Brown in 2 T. vegetable oil in a hot skillet. Remove meatballs to crock-pot (or a plate if finishing this on the stove top).
Add a 12 oz. jar of chili sauce and a half pint of grape jelly to the skillet. Stir until the jelly is melted, the browned bits are stirred up, and the sauce comes to a simmer.
Add sauce to meatballs in crock pot (or add meatballs back to skillet and cook on the stove top 20-30 minutes to finish), and cook in slow cooker on high 2-4 hours.
I served these Saturday with homemade macaroni and cheese, coleslaw and sourdough bread and everyone gave them the thumbs up, "Yeah, they're really good."

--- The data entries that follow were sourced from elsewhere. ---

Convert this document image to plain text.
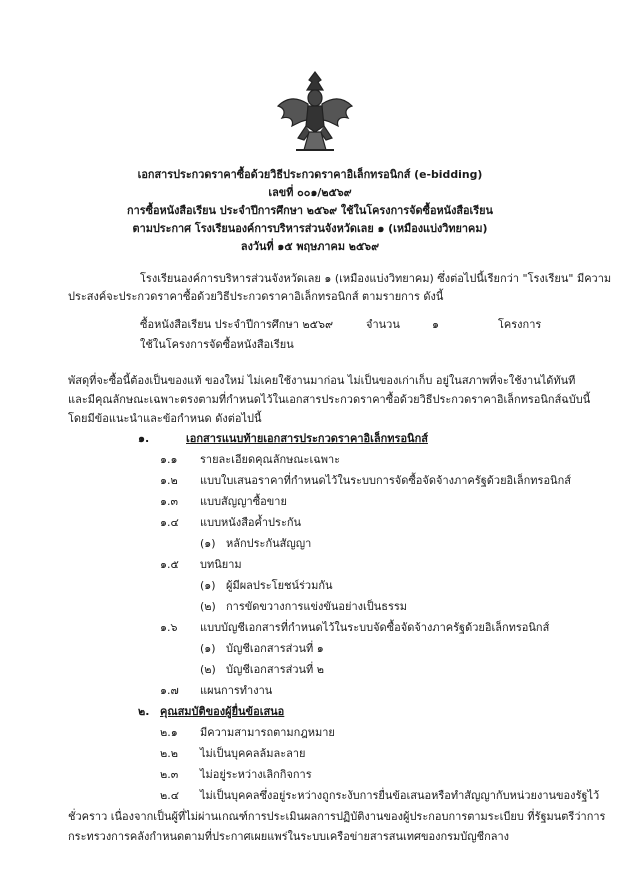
เอกสารประกวดราคาซื้อด้วยวิธีประกวดราคาอิเล็กทรอนิกส์ (e-bidding)
เลขที่ ๐๐๑/๒๕๖๙
การซื้อหนังสือเรียน ประจำปีการศึกษา ๒๕๖๙ ใช้ในโครงการจัดซื้อหนังสือเรียน
ตามประกาศ โรงเรียนองค์การบริหารส่วนจังหวัดเลย ๑ (เหมืองแบ่งวิทยาคม)
ลงวันที่ ๑๕ พฤษภาคม ๒๕๖๙
โรงเรียนองค์การบริหารส่วนจังหวัดเลย ๑ (เหมืองแบ่งวิทยาคม) ซึ่งต่อไปนี้เรียกว่า "โรงเรียน" มีความ
ประสงค์จะประกวดราคาซื้อด้วยวิธีประกวดราคาอิเล็กทรอนิกส์ ตามรายการ ดังนี้
ซื้อหนังสือเรียน ประจำปีการศึกษา ๒๕๖๙	จำนวน	๑	โครงการ
ใช้ในโครงการจัดซื้อหนังสือเรียน
พัสดุที่จะซื้อนี้ต้องเป็นของแท้ ของใหม่ ไม่เคยใช้งานมาก่อน ไม่เป็นของเก่าเก็บ อยู่ในสภาพที่จะใช้งานได้ทันที
และมีคุณลักษณะเฉพาะตรงตามที่กำหนดไว้ในเอกสารประกวดราคาซื้อด้วยวิธีประกวดราคาอิเล็กทรอนิกส์ฉบับนี้
โดยมีข้อแนะนำและข้อกำหนด ดังต่อไปนี้
๑.	เอกสารแนบท้ายเอกสารประกวดราคาอิเล็กทรอนิกส์
๑.๑ รายละเอียดคุณลักษณะเฉพาะ
๑.๒ แบบใบเสนอราคาที่กำหนดไว้ในระบบการจัดซื้อจัดจ้างภาครัฐด้วยอิเล็กทรอนิกส์
๑.๓ แบบสัญญาซื้อขาย
๑.๔ แบบหนังสือค้ำประกัน
(๑) หลักประกันสัญญา
๑.๕ บทนิยาม
(๑) ผู้มีผลประโยชน์ร่วมกัน
(๒) การขัดขวางการแข่งขันอย่างเป็นธรรม
๑.๖ แบบบัญชีเอกสารที่กำหนดไว้ในระบบจัดซื้อจัดจ้างภาครัฐด้วยอิเล็กทรอนิกส์
(๑) บัญชีเอกสารส่วนที่ ๑
(๒) บัญชีเอกสารส่วนที่ ๒
๑.๗ แผนการทำงาน
๒. คุณสมบัติของผู้ยื่นข้อเสนอ
๒.๑ มีความสามารถตามกฎหมาย
๒.๒ ไม่เป็นบุคคลล้มละลาย
๒.๓ ไม่อยู่ระหว่างเลิกกิจการ
๒.๔ ไม่เป็นบุคคลซึ่งอยู่ระหว่างถูกระงับการยื่นข้อเสนอหรือทำสัญญากับหน่วยงานของรัฐไว้
ชั่วคราว เนื่องจากเป็นผู้ที่ไม่ผ่านเกณฑ์การประเมินผลการปฏิบัติงานของผู้ประกอบการตามระเบียบ ที่รัฐมนตรีว่าการ
กระทรวงการคลังกำหนดตามที่ประกาศเผยแพร่ในระบบเครือข่ายสารสนเทศของกรมบัญชีกลาง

The next day, Sunday was warm and heavenly, the first day of May -and in my mind the beginning of summer. My girls celebrated by lying on the shop roof and sunning themselves, and I celebrated by making a cherry-cola ham dinner. Our salad didn't come from the garden, but the truth is that the beginning of our growing season is the leanest of the fresh-from-the-garden eating season. Instead of a garden salad for lunch, I ate leftover meatballs with leftover mashed potatoes two days in a row, and I can only say that I"m so sorry I didn't make this recipe sooner.